The scale of the deployment—thirty brigades working across multiple locations—signals the seriousness with which the government views the threat. With cattle herds already stressed by water scarcity and heat, an unchecked screwworm outbreak could devastate livestock populations and threaten food security and rural livelihoods. The ministry's strategy combines immediate response—treating sick animals and preventing parasite spread—with longer-term protection through vaccination and disease surveillance, betting that sustained pressure on multiple fronts can contain the crisis before it spirals.

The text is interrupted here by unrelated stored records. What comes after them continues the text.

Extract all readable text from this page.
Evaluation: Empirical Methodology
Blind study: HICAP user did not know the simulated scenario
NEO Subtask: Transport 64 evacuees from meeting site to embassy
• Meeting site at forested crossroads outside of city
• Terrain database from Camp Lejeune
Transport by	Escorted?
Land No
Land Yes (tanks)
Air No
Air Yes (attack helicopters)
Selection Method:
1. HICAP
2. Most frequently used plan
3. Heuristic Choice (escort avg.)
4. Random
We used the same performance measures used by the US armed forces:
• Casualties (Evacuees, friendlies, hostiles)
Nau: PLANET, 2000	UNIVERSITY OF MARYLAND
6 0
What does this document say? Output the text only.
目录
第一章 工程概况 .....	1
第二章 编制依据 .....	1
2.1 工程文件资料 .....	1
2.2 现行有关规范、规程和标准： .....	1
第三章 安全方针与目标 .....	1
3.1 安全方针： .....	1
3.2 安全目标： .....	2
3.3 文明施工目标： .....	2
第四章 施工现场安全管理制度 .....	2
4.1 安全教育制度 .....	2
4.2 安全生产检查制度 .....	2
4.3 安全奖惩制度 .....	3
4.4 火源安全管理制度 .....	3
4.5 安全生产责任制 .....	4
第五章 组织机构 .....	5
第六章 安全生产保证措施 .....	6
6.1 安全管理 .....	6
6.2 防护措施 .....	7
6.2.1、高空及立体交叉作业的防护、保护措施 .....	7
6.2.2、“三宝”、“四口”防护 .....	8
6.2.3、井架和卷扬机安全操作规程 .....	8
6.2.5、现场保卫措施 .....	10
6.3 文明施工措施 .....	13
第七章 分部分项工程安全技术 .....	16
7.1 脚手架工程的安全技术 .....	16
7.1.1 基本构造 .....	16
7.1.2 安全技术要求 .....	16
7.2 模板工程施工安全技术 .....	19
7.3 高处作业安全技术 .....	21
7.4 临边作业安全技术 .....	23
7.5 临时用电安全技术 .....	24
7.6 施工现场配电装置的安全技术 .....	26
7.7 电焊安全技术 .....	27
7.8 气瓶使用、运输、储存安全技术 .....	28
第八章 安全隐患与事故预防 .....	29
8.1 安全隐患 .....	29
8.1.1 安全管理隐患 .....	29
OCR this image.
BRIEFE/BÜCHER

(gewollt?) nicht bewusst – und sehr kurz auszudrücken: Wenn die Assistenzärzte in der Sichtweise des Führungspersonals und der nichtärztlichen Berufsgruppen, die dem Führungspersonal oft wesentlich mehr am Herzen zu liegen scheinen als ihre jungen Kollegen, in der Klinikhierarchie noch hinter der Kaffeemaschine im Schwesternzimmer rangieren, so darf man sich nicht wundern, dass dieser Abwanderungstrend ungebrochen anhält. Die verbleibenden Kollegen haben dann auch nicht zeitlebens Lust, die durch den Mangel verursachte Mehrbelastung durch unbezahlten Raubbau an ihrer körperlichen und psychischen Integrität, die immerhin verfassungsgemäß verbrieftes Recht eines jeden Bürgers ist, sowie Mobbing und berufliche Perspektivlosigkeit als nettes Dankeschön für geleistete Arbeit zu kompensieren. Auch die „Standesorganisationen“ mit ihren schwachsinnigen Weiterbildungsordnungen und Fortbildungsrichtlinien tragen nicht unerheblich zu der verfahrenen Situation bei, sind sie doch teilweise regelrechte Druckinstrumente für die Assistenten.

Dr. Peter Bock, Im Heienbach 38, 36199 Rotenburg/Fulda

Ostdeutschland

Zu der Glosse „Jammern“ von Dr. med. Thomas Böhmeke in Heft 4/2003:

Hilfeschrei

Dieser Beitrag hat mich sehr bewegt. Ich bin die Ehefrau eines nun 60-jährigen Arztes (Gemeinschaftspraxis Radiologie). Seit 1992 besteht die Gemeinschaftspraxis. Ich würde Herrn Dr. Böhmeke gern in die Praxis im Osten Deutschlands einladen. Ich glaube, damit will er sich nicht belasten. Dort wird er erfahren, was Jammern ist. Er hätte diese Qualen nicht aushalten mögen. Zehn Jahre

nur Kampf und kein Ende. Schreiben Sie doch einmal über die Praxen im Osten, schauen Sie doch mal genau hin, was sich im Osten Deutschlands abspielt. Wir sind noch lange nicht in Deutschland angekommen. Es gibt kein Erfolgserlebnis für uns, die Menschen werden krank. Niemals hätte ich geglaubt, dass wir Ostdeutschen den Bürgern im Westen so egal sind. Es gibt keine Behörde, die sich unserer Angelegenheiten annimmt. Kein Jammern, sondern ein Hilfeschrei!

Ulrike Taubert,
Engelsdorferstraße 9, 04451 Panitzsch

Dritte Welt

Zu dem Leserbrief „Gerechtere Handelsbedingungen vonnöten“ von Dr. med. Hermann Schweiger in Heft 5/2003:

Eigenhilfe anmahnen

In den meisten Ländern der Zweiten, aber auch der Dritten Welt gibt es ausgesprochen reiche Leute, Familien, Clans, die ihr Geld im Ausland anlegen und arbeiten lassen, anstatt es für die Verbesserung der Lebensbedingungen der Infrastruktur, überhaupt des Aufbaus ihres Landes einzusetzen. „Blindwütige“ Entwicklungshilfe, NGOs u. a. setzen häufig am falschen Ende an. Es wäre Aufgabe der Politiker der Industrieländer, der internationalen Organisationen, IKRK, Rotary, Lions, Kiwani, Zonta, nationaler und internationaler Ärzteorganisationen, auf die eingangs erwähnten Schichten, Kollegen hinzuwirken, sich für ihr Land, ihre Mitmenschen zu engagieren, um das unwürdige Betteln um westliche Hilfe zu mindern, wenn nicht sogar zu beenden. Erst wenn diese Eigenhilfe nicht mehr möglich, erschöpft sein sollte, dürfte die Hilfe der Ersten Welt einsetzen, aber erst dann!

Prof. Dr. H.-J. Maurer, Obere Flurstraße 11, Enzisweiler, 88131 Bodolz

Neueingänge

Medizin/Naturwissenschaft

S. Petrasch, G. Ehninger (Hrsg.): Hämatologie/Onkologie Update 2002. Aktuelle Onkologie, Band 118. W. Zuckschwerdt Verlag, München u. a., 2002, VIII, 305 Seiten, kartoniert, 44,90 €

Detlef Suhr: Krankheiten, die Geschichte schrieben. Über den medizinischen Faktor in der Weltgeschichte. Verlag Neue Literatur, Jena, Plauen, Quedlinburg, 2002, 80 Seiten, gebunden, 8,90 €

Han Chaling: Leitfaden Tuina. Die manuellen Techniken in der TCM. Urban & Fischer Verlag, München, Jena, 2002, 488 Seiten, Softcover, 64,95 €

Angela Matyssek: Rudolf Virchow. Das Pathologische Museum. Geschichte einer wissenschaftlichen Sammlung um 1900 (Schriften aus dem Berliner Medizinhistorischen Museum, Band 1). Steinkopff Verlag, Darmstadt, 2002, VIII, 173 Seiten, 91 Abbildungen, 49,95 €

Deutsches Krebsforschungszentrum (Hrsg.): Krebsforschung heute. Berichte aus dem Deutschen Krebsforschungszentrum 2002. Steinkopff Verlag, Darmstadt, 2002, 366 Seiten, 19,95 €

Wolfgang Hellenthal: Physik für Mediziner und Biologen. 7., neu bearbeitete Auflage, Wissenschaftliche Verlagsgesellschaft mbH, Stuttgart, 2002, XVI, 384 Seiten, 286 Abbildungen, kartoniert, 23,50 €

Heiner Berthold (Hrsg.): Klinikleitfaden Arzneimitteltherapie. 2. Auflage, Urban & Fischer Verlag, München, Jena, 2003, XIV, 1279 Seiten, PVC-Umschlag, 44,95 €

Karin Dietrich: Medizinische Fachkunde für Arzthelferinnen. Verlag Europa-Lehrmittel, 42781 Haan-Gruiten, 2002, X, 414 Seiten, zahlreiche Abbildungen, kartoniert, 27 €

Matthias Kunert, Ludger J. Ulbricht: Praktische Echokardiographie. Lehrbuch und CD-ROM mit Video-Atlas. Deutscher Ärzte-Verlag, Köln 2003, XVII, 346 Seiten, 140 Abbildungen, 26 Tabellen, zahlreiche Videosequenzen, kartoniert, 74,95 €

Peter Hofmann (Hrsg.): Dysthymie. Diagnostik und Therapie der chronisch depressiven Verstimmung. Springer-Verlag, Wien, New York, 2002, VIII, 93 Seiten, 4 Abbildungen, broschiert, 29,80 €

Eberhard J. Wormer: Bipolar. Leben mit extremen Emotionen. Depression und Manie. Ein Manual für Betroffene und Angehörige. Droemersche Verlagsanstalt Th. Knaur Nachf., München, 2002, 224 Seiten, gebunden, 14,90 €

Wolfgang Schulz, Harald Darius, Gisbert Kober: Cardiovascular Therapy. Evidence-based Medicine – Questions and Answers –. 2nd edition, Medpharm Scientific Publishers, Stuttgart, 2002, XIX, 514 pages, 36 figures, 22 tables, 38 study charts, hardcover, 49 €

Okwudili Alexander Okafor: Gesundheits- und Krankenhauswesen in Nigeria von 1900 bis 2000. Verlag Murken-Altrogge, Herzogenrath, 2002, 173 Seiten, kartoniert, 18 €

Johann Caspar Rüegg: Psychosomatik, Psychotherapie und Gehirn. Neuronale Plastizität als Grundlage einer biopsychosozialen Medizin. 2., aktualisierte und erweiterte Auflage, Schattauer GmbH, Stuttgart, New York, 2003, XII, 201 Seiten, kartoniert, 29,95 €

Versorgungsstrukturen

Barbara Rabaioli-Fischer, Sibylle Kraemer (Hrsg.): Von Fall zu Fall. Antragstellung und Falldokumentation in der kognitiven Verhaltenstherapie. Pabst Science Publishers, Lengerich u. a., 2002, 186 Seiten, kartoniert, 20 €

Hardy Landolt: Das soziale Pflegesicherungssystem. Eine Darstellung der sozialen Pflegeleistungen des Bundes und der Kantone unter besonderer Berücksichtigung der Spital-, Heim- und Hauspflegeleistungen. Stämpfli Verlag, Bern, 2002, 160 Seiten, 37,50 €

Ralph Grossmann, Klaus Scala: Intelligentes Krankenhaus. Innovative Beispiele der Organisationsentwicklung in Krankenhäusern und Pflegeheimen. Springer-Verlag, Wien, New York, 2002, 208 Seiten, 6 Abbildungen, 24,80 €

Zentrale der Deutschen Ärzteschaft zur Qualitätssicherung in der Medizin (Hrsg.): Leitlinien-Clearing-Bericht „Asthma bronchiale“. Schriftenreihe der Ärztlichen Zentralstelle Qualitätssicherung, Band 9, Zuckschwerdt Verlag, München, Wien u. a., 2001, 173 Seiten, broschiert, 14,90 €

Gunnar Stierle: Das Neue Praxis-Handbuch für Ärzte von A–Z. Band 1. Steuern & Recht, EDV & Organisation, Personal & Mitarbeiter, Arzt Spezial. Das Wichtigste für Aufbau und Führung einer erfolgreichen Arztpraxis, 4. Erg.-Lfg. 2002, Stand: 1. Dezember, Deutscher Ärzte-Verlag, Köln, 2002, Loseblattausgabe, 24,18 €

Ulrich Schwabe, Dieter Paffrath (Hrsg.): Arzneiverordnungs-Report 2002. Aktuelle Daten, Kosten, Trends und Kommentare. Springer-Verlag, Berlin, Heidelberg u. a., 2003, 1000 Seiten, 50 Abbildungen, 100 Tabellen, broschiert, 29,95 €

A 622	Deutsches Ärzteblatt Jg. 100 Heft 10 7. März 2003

Prevention is the principal tool to protect national livestock productivity
— Óscar Domínguez, vice minister of agriculture
La Conversación del Hearth Otra perspectiva de la historia
Inventor

Why is screwworm such a problem right now, specifically? Cattle have always had parasites.

Model

The drought has weakened the animals. A healthy herd can fight off infection better. But when cattle are stressed from heat and water scarcity, their immune systems fail. That's when a parasite that might have been manageable becomes catastrophic.

Inventor

And the heat itself—that's not just making the animals uncomfortable?

Model

No. Heat actively helps the bacteria and parasites multiply faster. It's not just that the animals are weaker. The pathogens are stronger and more aggressive at the same time.

Inventor

So the brigades are doing both treatment and prevention?

Model

Exactly. They're treating animals that are already infected, but they're also vaccinating healthy herds, educating farmers on wound care, and monitoring for early signs of disease. If you only treat the sick ones, the parasite spreads to the next farm.

Inventor

What happens if they don't contain this?

Model

You lose cattle. Farmers lose income. The country loses protein production and export revenue. In a drought year, that's a cascade failure—the animals are already stressed, and then disease wipes out whole herds.

Inventor

Is this something that happens every drought, or is this unusual?

Model

Screwworm is always a risk in warm climates. But the combination of this severe a drought with this much heat is creating conditions that make it worse than usual. That's why the ministry deployed thirty brigades instead of the normal response.